After 7 years, it was time to migrate my old Jekyll website to a new more modern platform. Read on to learn why, how, and what the main challenges were in this process.
Before#
My old website was built using Jekyll with the minimal mistakes theme. I mainly chose Jekyll, because it could be hosted directly on Github. However, I soon realized Github (at the time) only supported a few Jekyll plugins and hence I had to get creative.
Given I wasn’t familiar with web development, I ended up compiling the code locally and pushing the result. π¬ To make this all work, I placed all source code into a jekyll-code subfolder and added two helper scripts:
- release would generate all HTML/CSS and copy it to the root folder
- deploy would push the code and clear the CDN cache using their API.

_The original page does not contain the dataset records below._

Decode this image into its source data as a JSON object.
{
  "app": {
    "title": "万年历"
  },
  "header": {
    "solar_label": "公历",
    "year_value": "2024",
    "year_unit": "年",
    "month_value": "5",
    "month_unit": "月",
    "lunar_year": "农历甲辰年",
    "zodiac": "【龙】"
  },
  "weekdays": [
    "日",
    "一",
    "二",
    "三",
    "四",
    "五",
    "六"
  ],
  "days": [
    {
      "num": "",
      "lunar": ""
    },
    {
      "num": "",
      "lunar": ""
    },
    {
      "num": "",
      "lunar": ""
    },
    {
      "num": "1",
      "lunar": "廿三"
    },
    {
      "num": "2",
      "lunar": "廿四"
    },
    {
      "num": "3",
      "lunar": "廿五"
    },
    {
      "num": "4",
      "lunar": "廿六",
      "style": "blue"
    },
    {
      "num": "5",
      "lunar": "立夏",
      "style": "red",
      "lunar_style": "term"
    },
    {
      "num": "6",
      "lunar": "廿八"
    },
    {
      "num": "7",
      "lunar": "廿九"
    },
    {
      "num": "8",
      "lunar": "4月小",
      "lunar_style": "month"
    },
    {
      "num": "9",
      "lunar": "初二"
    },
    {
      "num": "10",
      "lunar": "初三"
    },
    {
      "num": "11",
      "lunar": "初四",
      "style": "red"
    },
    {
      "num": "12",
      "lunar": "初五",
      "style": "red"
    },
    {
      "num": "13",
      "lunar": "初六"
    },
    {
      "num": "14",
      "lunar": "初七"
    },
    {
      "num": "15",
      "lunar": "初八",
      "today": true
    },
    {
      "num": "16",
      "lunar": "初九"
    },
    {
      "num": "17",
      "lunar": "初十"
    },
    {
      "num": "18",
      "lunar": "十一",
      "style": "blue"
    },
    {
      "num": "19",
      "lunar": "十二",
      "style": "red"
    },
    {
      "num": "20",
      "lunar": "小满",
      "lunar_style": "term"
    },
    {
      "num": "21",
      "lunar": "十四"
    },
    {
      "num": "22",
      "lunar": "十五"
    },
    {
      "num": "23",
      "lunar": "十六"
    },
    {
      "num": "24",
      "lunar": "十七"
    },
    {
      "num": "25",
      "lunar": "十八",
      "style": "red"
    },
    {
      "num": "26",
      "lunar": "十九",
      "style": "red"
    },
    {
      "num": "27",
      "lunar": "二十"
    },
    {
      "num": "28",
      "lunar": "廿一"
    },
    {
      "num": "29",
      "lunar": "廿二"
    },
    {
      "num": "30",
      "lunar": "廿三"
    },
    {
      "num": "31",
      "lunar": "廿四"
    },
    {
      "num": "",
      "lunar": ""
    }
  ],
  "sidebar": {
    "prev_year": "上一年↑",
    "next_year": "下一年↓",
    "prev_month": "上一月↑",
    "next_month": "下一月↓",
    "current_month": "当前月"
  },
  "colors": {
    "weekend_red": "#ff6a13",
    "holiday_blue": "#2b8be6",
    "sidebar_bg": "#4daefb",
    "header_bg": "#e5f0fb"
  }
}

Let’s file this under fake it till you make it
, not pretty, but it got the job done.
Here’s how my website looked:
Challenges#
Besides the incredibly obvious committing compiled code to Git
, my old website had several challenges:
- Poor reading experience due to large fonts and narrow paragraphs
- Slow page loads, even me manually optimizing every image using ImageOptim
- Unable to request feedback on draft articles, due to missing “staging” environment
- Subpar developer experience: slow compilation, issues with installing Ruby gems, and a slow down in development
- Outdated design and missing dark mode
But did I need a new website? Of course not! Yet, given that I’m doing full stack development nowadays, it was an excellent excuse to allow myself to be nerd sniped.
Hey Hugo π#
As my next blogging platform, I wanted to stick to a static site generator due to the speed benefits and ability to write posts in markdown. There are three frameworks I briefly considered: Astro, 11ty, and hugo. But I quickly settled for Hugo since it has the most Github stars and is under active development.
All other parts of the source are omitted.